08 Jun 2022 05:39 AM - last edited on 19 Oct 2022 04:35 AM by MaciejNeumann
Our client on SAAS wishes to maintain their systems at always N-1 where N is the cluster version. Can this be implemented since recent events for an update caused monitoring issues and they wished at that time to roll back to the previous cluster version
The issue was the Mark-down tile update to remove the white space after the # caussing Mark-down tiles not to work. A minor build resolved this issue after a period of days of lack of visibility of their dashboards. If it was possible on SAAS to roll back to a previous version or rather manage updates manually will be great.
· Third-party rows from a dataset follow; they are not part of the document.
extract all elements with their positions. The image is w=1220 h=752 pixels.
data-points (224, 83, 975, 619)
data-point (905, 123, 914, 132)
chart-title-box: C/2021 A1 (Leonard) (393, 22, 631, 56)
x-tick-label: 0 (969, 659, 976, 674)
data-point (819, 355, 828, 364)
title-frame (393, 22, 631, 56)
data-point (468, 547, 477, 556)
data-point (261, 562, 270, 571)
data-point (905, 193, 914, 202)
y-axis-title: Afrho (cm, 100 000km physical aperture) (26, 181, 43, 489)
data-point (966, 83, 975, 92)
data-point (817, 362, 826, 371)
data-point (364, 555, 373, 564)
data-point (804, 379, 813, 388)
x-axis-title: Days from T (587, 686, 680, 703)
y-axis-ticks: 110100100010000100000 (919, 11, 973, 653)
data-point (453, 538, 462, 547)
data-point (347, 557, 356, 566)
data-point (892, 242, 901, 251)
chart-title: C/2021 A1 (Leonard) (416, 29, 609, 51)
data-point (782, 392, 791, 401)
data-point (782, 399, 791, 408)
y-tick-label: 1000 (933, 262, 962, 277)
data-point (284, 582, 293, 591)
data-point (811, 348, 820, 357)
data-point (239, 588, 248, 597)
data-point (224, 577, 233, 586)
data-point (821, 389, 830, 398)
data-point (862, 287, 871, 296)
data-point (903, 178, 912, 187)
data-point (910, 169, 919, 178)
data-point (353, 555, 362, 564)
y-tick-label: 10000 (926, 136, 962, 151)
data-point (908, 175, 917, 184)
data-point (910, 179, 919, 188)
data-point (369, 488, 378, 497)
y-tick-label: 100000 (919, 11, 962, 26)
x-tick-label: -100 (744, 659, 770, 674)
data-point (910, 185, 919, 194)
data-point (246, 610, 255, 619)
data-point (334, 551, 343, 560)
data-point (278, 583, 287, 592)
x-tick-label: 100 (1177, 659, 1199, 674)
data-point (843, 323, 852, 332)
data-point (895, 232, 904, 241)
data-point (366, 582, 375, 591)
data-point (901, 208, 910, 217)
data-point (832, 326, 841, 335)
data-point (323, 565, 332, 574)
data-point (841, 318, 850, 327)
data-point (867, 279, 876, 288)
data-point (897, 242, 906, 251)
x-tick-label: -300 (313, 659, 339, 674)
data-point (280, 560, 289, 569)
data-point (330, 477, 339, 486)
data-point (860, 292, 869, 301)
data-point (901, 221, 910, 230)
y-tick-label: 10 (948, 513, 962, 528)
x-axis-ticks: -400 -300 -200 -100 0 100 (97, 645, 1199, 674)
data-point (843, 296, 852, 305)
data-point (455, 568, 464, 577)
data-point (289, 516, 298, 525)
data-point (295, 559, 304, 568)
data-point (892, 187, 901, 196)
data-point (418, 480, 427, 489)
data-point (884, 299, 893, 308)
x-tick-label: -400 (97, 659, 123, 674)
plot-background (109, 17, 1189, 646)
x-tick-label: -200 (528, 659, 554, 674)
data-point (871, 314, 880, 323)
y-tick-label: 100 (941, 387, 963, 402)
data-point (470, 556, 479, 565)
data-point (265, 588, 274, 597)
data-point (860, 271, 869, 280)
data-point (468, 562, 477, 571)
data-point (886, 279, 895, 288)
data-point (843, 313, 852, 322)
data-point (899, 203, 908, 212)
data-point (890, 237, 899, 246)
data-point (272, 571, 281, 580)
SAAS 😞 seems a doubt. It will be only possible if Dyantrace product team plans to launch dedicated SAAS services with underline application instance spin up as separate application. This will take a lot of R&D.
Nice idea though!
Unfortunately, that's one of the features of SaaS that can't be changed. If managing your cluster updates is of absolute importance, you may need to speak to your Dynatrace product team to see if migrating to a managed cluster would be a good choice. Not exactly what you wanted to hear I assume!
Exactly NOT what I wanted to hear since we have deployed thousands of servers and multiple of hybrid container and Cloud environments with complex relationships. This just the bitter pill we would need to swallow considering the issue regarding Mark-Down tiles that was as a result of a SAAS cluster update causing tiles not to function hence Navigation to Dashboards was handicapped basically we lost Monitoring for Days hat caused an SLA Breach. Mitigation would be is that DT needs to rigorously improve testing of their updates before rolling out because I am sure if the update had been tested on an environment with Mark-down tiles it would have been captured and resolved before affecting Customers' Live Production Environments.
Point is I feel after that incident is there is a gap in testing of the updates before rolling out. Because DT should know that customers are monitoring Live Environments with Production Systems and missing out on visibility for days should not be acceptable
I completely understand. My customer ran into the exact same problem with the markdown tiles. We had to scramble to fix the essential dashboards that couldn't wait for a fix.
I will say that this was the first issue we had with SaaS updates that I can recall so I have hopes that something like this won't happen again but it was definitely expressed to the development team that this issue was not acceptable.
I do encourage speaking to your Dynatrace product team about other solutions. There may be something that they can do other than move to managed that might ease the update process.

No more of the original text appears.